Le syndicat ne dit pas non à toutes formes de forfaits mais ils doivent être « un financement d’une prestation clairement identifiée, dont les critères d’affectations sont objectifs, pourvoyeurs de qualité et simples en termes de gestion ».
Ce qui est loin d’être le cas avec ceux actuels, estime-t-il.
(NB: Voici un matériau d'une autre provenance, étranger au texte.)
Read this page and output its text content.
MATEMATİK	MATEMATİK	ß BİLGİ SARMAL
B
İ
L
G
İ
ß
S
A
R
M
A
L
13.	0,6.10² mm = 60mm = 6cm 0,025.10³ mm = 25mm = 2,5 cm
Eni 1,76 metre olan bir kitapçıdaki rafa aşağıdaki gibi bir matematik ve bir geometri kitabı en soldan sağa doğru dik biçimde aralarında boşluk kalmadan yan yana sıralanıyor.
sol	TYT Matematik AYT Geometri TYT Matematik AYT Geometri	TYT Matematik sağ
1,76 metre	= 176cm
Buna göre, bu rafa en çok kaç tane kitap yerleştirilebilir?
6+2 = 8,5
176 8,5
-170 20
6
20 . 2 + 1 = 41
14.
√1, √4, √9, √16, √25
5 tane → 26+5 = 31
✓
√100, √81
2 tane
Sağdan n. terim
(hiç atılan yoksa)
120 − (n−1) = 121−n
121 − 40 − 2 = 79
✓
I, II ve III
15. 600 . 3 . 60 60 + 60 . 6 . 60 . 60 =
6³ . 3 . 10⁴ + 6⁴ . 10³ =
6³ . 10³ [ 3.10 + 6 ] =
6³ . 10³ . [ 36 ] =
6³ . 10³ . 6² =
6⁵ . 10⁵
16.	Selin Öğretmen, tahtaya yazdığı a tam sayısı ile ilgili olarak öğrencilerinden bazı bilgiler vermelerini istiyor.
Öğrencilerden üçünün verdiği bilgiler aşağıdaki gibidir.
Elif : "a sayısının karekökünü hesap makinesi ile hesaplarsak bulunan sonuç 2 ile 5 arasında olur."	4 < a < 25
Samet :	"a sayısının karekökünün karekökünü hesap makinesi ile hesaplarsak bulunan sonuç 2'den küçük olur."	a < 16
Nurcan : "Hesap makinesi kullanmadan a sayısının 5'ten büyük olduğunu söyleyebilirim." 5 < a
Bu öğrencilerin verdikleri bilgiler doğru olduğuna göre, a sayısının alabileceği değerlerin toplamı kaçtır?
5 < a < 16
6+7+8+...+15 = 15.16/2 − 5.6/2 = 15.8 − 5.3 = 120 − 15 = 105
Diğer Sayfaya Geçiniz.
Le Dr Marty cite notamment la Rosp véritable « usine à gaz » et considère que l’argent de celle-ci serait mieux utilisé dans la revalorisation de la consultation.
En effet, dans un C à 50 euros, le syndicat prévoit que cela comprend le soin mais aussi la prévention et le renseignement numérique.
« On abandonne le principe de hausse de la file active, en contrepartie d’un engagement d’amélioration de la qualité selon des critères qui sont à définir : temps de consultation allongé, protocole de prévention, usage des outils numériques… ».
Revalorisation de 50 % des actes en zones sous-denses
Côté forfait, l’UFML-S sauve malgré du tout le forfait patientèle médecin traitant (FPMT), « le seul vraiment concret avec une vraie retombée médicale ». Revalorisé, ce forfait peut être selon le Dr Marty un « vrai levier pour encourager les médecins à élargir leur patientèle ».
Pour réduire les inégalités territoriales, le syndicat suggère aussi une hausse des actes de 50 % pour les médecins qui s’engagent à exercer un temps limité dans des zones sous-dotées. « Cette hausse de la valeur des actes remplacerait le maquis d’aides financières existantes, ce qui pourrait se faire à enveloppe constante ».
La dernière convention ?
Malgré ce programme conventionnel, l’UFML-S considère que les négociations actuelles sont « un voyage en absurdie ». « Nous n’avons pas les documents, les chiffres, ni même les thématiques avant d’arriver », explique le Dr Marty.
Pour lui, afin de rétablir un véritable paritarisme il faudrait notamment décider du périmètre conventionnel avec les syndicats, que le financement de ces derniers ne soit pas lié à signature ou encore une contractualisation sur la livraison des documents et data.
Mais au-delà de ça, le président du syndicat est dubitatif sur l’avenir conventionnel, surtout quand il observe ce qu’il s’est passé avec la proposition de loi Rist.
« Mettre un pan conventionnel dans une loi pendant les négociations, c’est un premier signal. C’est une première étape vers l’ubérisation, il faut y être extrêmement attentif. Un collègue d’un autre syndicat disait que si nous allions vers un règlement arbitral il est possible que cette convention soit la dernière. Je pense que le gouvernement voit ses négociations conventionnelles comme un anachronisme. Et il pourrait très bien décider d'en supprimer l’existence », estime-t-il.
Au-delà du dialogue, c’est aussi la confiance des médecins dans le système conventionnel qui est remis en cause selon le syndicat. À l’image de ce qu’il observe autour des Assises du déconventionnement que le syndicat organise début mars.
Le Dr Marty explique que les inscriptions se sont remplies en deux fois 24 heures « comme pour un concert de rock de dimension internationale ». Et, selon lui, avec l’ajout de ceux qui seront à distance en webinaire, près de 8 000 médecins pourraient être présents, « ce qui en fera la manifestation de l’année avec le plus de médecins ».
« Plutôt que de se montrer agressif, l’Assurance maladie devrait en tenir compte car cela traduit un profond malaise. Nous n’avons pas envie de sortir du système solidaire, mais que faites-vous pour faire rester ces médecins », interroge le président de l’UFML-S.